How Does Virginia Assign Points?
Every traffic violation has a corresponding number of demerit points, which stay on your driving record for two years. Convictions can remain on your record for at least three to 11 years, depending on the severity of the situation. Three-point violations include speeding, improper passing, driving without lights, and driving while using earphones. A four-point violation can include failing to yield to a right-of-way, pedestrian, or funeral procession, driving the wrong way on a one-way street, and disregarding a police officer or crossing guard’s order to stop. Six points are assigned to violations like driving under the influence of drugs and/or alcohol, driving on a suspended or revoked license, failing to stop after causing injury or death, and attempting to evade police. If you accrue 12 demerit points within a year or 18 within two years, you will be required to participate in a driver improvement clinic. This must be done within 90 days. Noncompliance will result in a suspension. If you accrue 18 demerit points within a year or 24 within two years, your driving privilege will be suspended for 90 days. You will also be forced to complete the aforementioned class.
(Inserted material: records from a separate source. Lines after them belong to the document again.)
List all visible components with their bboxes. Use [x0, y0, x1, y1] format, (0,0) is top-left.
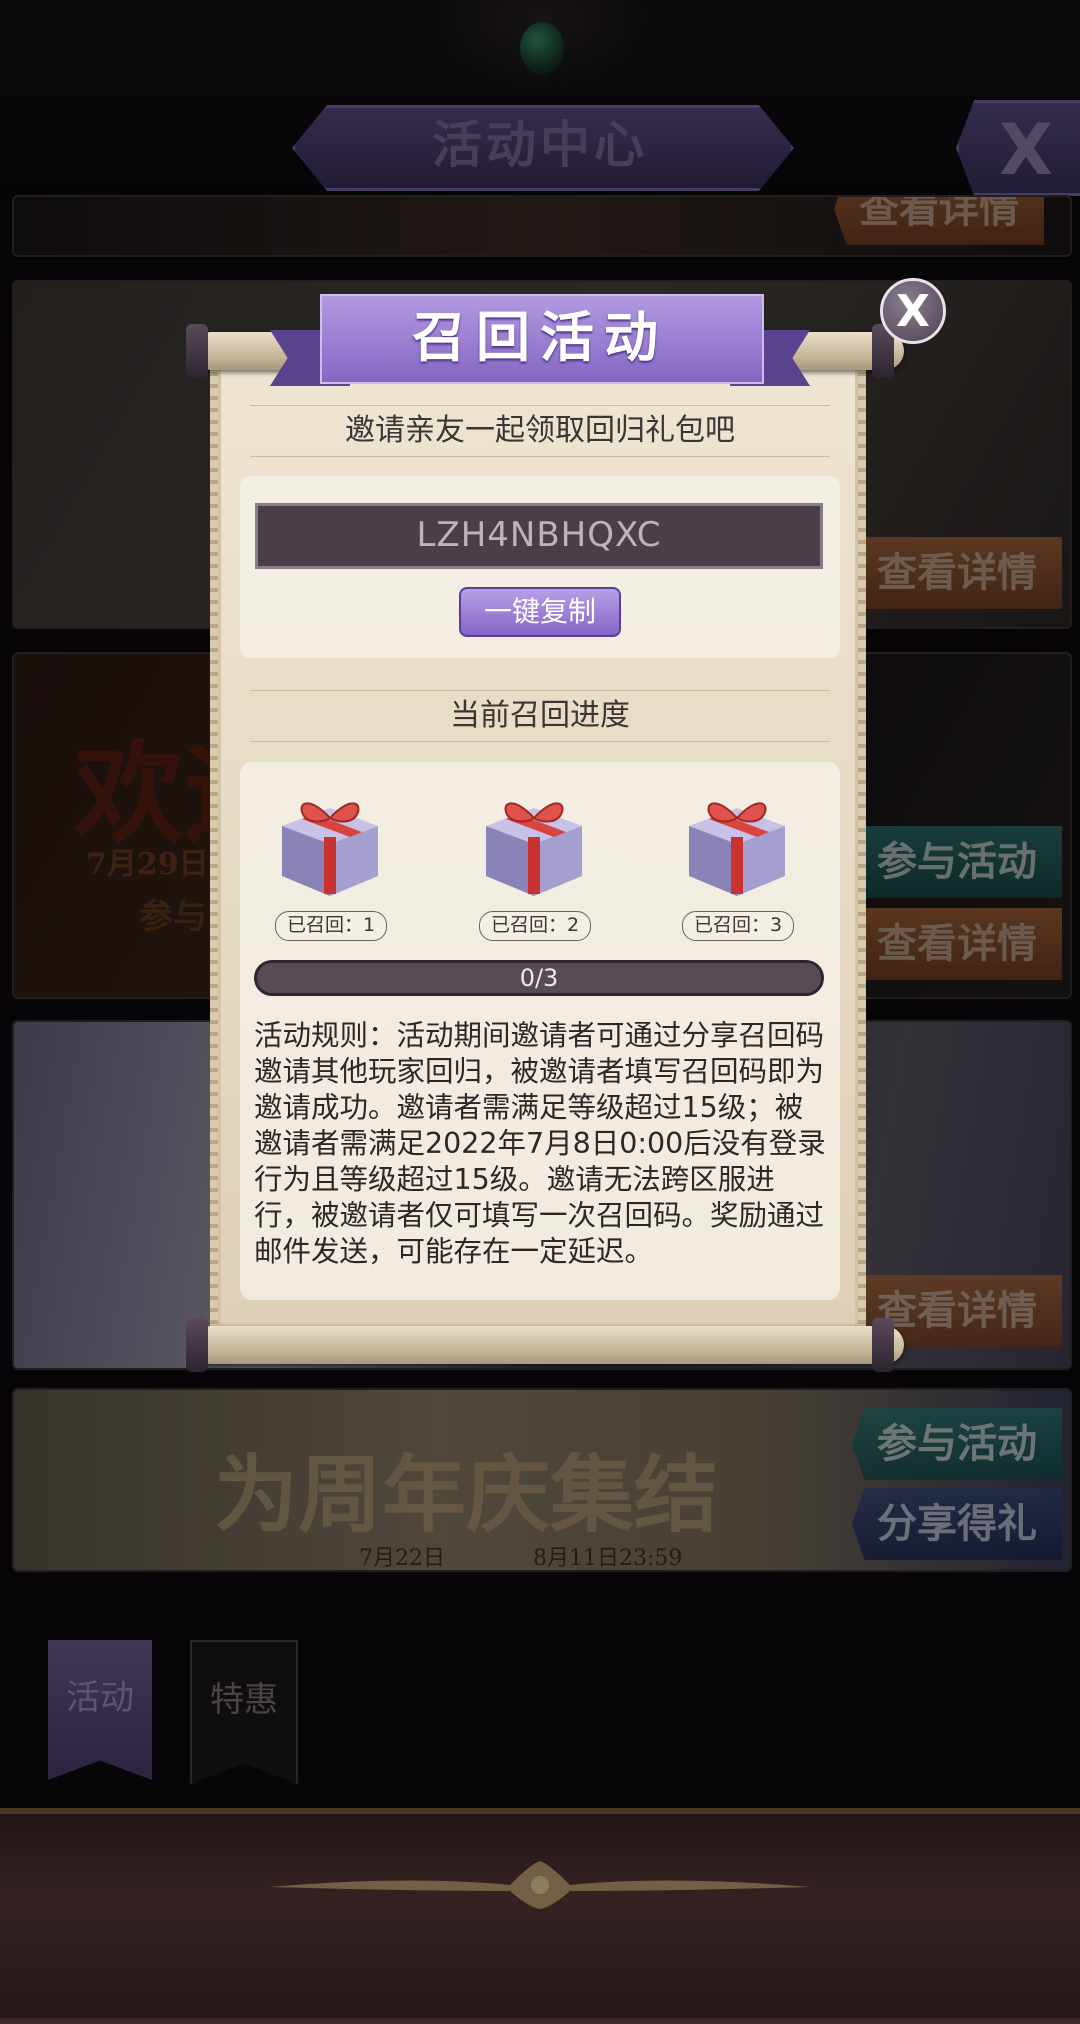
recall-progress-text: 0/3 [519, 964, 559, 992]
invite-code-field[interactable]: LZH4NBHQXC [255, 503, 823, 569]
activity-rules-text: 活动规则：活动期间邀请者可通过分享召回码邀请其他玩家回归，被邀请者填写召回码即为… [254, 1019, 826, 1268]
gift-box-icon[interactable] [675, 778, 799, 902]
gift-box-icon[interactable] [268, 778, 392, 902]
gift-recalled-3-label: 已召回：3 [682, 911, 794, 941]
progress-title: 当前召回进度 [250, 690, 830, 742]
copy-code-button[interactable]: 一键复制 [459, 587, 621, 637]
close-popup-button[interactable]: X [880, 278, 946, 344]
gift-recalled-1-label: 已召回：1 [275, 911, 387, 941]
scroll-cap-icon [186, 1318, 208, 1372]
gift-box-icon[interactable] [472, 778, 596, 902]
popup-title: 召回活动 [412, 305, 668, 369]
scroll-rod-bottom [192, 1326, 904, 1364]
popup-subtitle: 邀请亲友一起领取回归礼包吧 [250, 405, 830, 457]
gift-recalled-2-label: 已召回：2 [479, 911, 591, 941]
scroll-cap-icon [186, 324, 208, 378]
close-icon: X [896, 286, 930, 337]
scroll-cap-icon [872, 1318, 894, 1372]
Virginia Car Accident Statistics
The state of Virginia accounted for 839 of the nation’s 37,133 traffic-related deaths in 2017. Crashes involving alcohol claimed the lives of 246, or 29 percent, of those 839 people. Luckily, drunk driving fatalities have been on the decline in Virginia; they made up 36 percent in 2013. This data was collected by the by the National Highway Traffic Safety Administration (NHTSA).